Даже стыдно. Совсем чуть-чуть.
Ведь если Аманэ умрёт, он о ней и не вспомнит, как и она сейчас про жертвенную Рэм не вспоминает.
Значит, не так сильно она отличается от него, Лайта. А себя ему не жалко. Ничуть.
Но его шестёрка заливисто смеётся и вино по бокалам разливает. Чествует Киру.
Красное вино плещется в бокале.
Лайту хочется напиться, как последней свинье, до беспамятства, так, чтобы до боли в башке, чтобы на утро ничего не вспомнить о сегодняшнем дне. И глоток делает.
А уже со второго бокала, когда руки дрожь охватывает, а болтовню Мисы еле слышно, понимает, что это вино — кровь Эла.
И его же кровь на руках ощутима будто физически. Склизкая да мерзкая.
Невинная, чёрт возьми.
Лайт ладонью проводит по чистым штанам. Кровь эту размазывая, пачкает белоснежную рубашку алыми разводами, лишь бы на коже не чувствовать, и с удивлением обнаруживает, что никакой крови нет.
Больше он к вину так и не прикасается.
А дух Эла даже после смерти продолжает жить, кажется, везде.
Лайт это понимает, Лайту в штаб-квартире. там, где каждый уголок пропитан воспоминаниями об их псевдо-дружбе становится душно.

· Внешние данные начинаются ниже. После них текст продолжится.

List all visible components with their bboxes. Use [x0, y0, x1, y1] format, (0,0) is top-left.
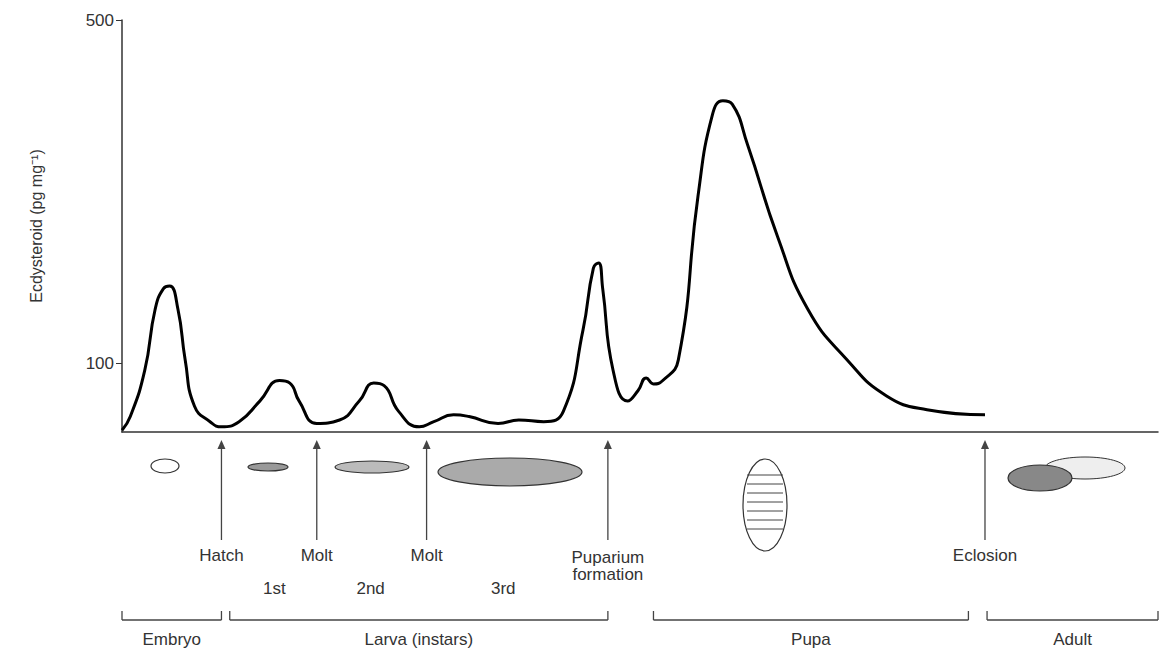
- svg-text:Adult: Adult: [1053, 630, 1092, 649]
- svg-text:Molt: Molt: [301, 546, 333, 565]
- svg-text:2nd: 2nd: [356, 579, 384, 598]
- svg-text:Hatch: Hatch: [199, 546, 243, 565]
- svg-text:1st: 1st: [263, 579, 286, 598]
- svg-text:Embryo: Embryo: [142, 630, 201, 649]
- svg-text:3rd: 3rd: [491, 579, 516, 598]
- svg-text:Larva (instars): Larva (instars): [364, 630, 473, 649]
- svg-text:Pupa: Pupa: [791, 630, 831, 649]
- svg-text:100: 100: [86, 354, 114, 373]
- svg-text:500: 500: [86, 11, 114, 30]
- svg-text:Eclosion: Eclosion: [953, 546, 1017, 565]
- svg-text:Puparium: Puparium: [571, 548, 645, 567]
- svg-text:formation: formation: [572, 565, 643, 584]
- svg-text:Ecdysteroid (pg mg⁻¹): Ecdysteroid (pg mg⁻¹): [28, 149, 45, 303]
- svg-text:Molt: Molt: [411, 546, 443, 565]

— Ты мой первый друг, Лайт. —
Ягами ломается.
Он по этой псевдо-дружбе тоскует.
Не по Элу. Его он как ненавидел, так и ненавидит, зато общение с ним любил и упивался их игрой в кошки-мышки.

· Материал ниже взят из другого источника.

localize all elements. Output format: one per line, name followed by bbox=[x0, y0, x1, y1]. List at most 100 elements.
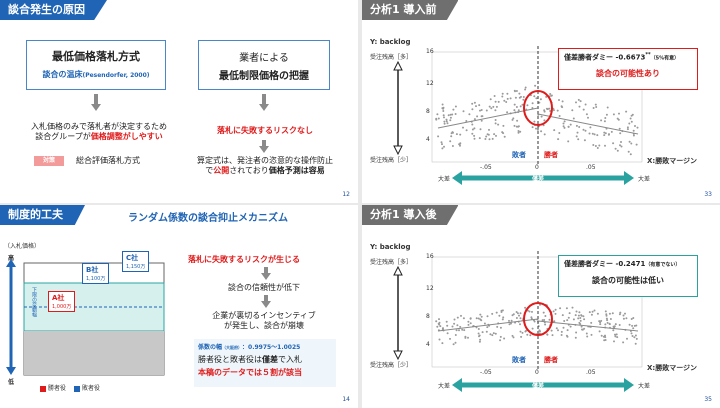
arrow-stem bbox=[262, 140, 266, 146]
slide-analysis-after[interactable]: 分析1 導入後 Y: backlog 受注残高［多］ 受注残高［少］ 16 12… bbox=[362, 205, 720, 408]
company-a-name: A社 bbox=[52, 294, 65, 302]
scatter-point bbox=[531, 107, 534, 109]
scatter-point bbox=[605, 113, 608, 116]
scatter-point bbox=[485, 330, 488, 333]
scatter-point bbox=[441, 143, 443, 146]
scatter-point bbox=[452, 108, 455, 111]
scatter-point bbox=[610, 130, 613, 133]
scatter-point bbox=[521, 103, 524, 106]
scatter-point bbox=[535, 127, 537, 130]
slide-header: 分析1 導入前 bbox=[362, 0, 459, 20]
scatter-point bbox=[499, 339, 502, 342]
scatter-point bbox=[567, 140, 570, 143]
company-b: B社 1,100万 bbox=[82, 263, 110, 284]
scatter-point bbox=[622, 314, 625, 317]
scatter-point bbox=[491, 137, 494, 140]
scatter-point bbox=[531, 126, 534, 129]
scatter-point bbox=[445, 320, 448, 323]
scatter-point bbox=[556, 109, 559, 112]
y-tick: 8 bbox=[426, 313, 430, 320]
scatter-point bbox=[531, 310, 533, 313]
scatter-point bbox=[491, 334, 494, 337]
scatter-point bbox=[551, 334, 554, 337]
coef-line: 係数の幅（大阪府）：0.9975～1.0025 bbox=[198, 342, 336, 351]
scatter-point bbox=[495, 134, 497, 137]
scatter-point bbox=[616, 117, 619, 120]
scatter-point bbox=[533, 95, 536, 98]
countermeasure-text: 総合評価落札方式 bbox=[76, 156, 140, 165]
scatter-point bbox=[603, 339, 606, 342]
slide-institutional-design[interactable]: 制度的工夫 ランダム係数の談合抑止メカニズム （入札価格） 高 低 下限の変動幅… bbox=[0, 205, 358, 408]
scatter-point bbox=[473, 118, 476, 121]
scatter-point bbox=[584, 129, 587, 132]
scatter-point bbox=[590, 321, 593, 324]
band-label: 下限の変動幅 bbox=[31, 287, 37, 317]
scatter-point bbox=[501, 309, 504, 312]
scatter-point bbox=[592, 107, 595, 109]
coef-box: 係数の幅（大阪府）：0.9975～1.0025 勝者役と敗者役は僅差で入札 本稿… bbox=[194, 339, 336, 387]
scatter-point bbox=[596, 312, 599, 315]
scatter-point bbox=[473, 134, 476, 137]
scatter-point bbox=[479, 313, 482, 316]
right-explanation: 算定式は、発注者の恣意的な操作防止 で公開されており価格予測は容易 bbox=[186, 156, 344, 176]
scatter-point bbox=[632, 327, 635, 330]
scatter-point bbox=[511, 334, 514, 337]
scatter-point bbox=[506, 97, 509, 100]
winner-label: 勝者 bbox=[544, 356, 558, 364]
x-tick: -.05 bbox=[480, 164, 492, 171]
scatter-point bbox=[630, 114, 633, 117]
scatter-point bbox=[450, 135, 453, 138]
company-c: C社 1,150万 bbox=[122, 251, 150, 272]
scatter-point bbox=[618, 112, 620, 115]
scatter-point bbox=[449, 113, 452, 116]
y-tick: 4 bbox=[426, 341, 430, 348]
scatter-point bbox=[467, 323, 470, 326]
scatter-point bbox=[495, 311, 498, 314]
scatter-point bbox=[558, 99, 560, 101]
scatter-point bbox=[441, 107, 444, 110]
scatter-point bbox=[630, 120, 633, 123]
scatter-point bbox=[540, 115, 543, 118]
scatter-point bbox=[600, 319, 603, 322]
scatter-point bbox=[548, 107, 551, 110]
scatter-point bbox=[526, 104, 529, 107]
scatter-point bbox=[562, 125, 565, 128]
scatter-point bbox=[441, 147, 444, 150]
scatter-point bbox=[635, 337, 638, 340]
scatter-point bbox=[605, 314, 608, 317]
scatter-point bbox=[475, 105, 477, 108]
scatter-point bbox=[447, 114, 450, 117]
slide-cause-of-collusion[interactable]: 談合発生の原因 最低価格落札方式 談合の温床(Pesendorfer, 2000… bbox=[0, 0, 358, 203]
scatter-point bbox=[488, 128, 490, 131]
fit-right bbox=[537, 320, 639, 332]
scatter-point bbox=[471, 128, 474, 131]
scatter-point bbox=[462, 317, 465, 320]
down-arrow-icon bbox=[393, 145, 403, 156]
scatter-point bbox=[608, 312, 611, 315]
scatter-point bbox=[606, 321, 609, 324]
right-arrow-icon bbox=[624, 378, 634, 392]
scatter-point bbox=[451, 131, 454, 134]
scatter-point bbox=[574, 314, 577, 317]
scatter-point bbox=[635, 324, 638, 327]
scatter-point bbox=[458, 143, 461, 146]
scatter-point bbox=[437, 117, 440, 120]
scatter-point bbox=[559, 307, 562, 310]
slide-analysis-before[interactable]: 分析1 導入前 Y: backlog 受注残高［多］ 受注残高［少］ 16 12… bbox=[362, 0, 720, 203]
scatter-point bbox=[620, 141, 622, 143]
scatter-point bbox=[614, 147, 617, 150]
y-tick: 12 bbox=[426, 80, 434, 87]
scatter-point bbox=[630, 332, 633, 335]
scatter-point bbox=[566, 329, 569, 332]
scatter-point bbox=[539, 330, 541, 333]
scatter-point bbox=[579, 100, 582, 103]
down-arrow-icon bbox=[393, 350, 403, 361]
scatter-point bbox=[614, 333, 616, 336]
x-tick: .05 bbox=[586, 164, 596, 171]
scatter-point bbox=[569, 325, 572, 328]
scatter-point bbox=[518, 92, 521, 95]
scatter-point bbox=[598, 320, 601, 323]
lower-region bbox=[24, 331, 164, 375]
scatter-point bbox=[513, 109, 516, 112]
scatter-point bbox=[480, 119, 483, 122]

Игра опьянила пуще всякого вина, и Лайт признаёт, что больше никогда не испытает прежний пленительный азарт, и всё, похоже, возвращается на круги своя.
Всё та же рутина, всё то же прогнившее общество, которое он презирает так как Эл обожал сладкое.
Отец ему понимающе руку на плечо кладёт;
Говорит, мол, знает, каково это — терять друзей, что насмотрелся этого на работе вдоволь и скорбеть нормально, вовсе не стыдно.
Не стыдно скорбеть по другу, но не по тому, которого сам же и убил. И кстати, совсем о том не жалеешь.
А ещё Лайт начинает пить чай с сахаром.
Правда, быстро бросает — увы и ах, но отвратительная приторность во рту отнюдь не создаёт иллюзию, будто Эл ещё здесь.
И оставшиеся после него в штабе пакеты с сахаром он выкидывает так же, как и воспоминания. Как и самого Эла выкинул.
«Жестоко. Грязно. Бесчеловечно» — скажет кто-то.
«Справедливо» — отрежет Лайт и язык прикусит.
Намного ли больше ли справедливости в том, что Эл на руках своего убийцы погиб, чем, к примеру, в предательстве Иуды? Едва ли.
Да, Лайт Иуда.
Да, Лайт Брут.
Но он и Фемида.
— Ни один гений не способен в одиночку изменить мир, но в этом и заключается вся прелесть. — Сказал однажды Эл, и с тех пор эта мысль поселилась у Лайта на подкорке и болезненно скреблась, задевая эго.
Он тогда решил твёрдо, что докажет детективу его неправоту, пообещал себе, что не даст Рюдзаки успокоения даже в бездне.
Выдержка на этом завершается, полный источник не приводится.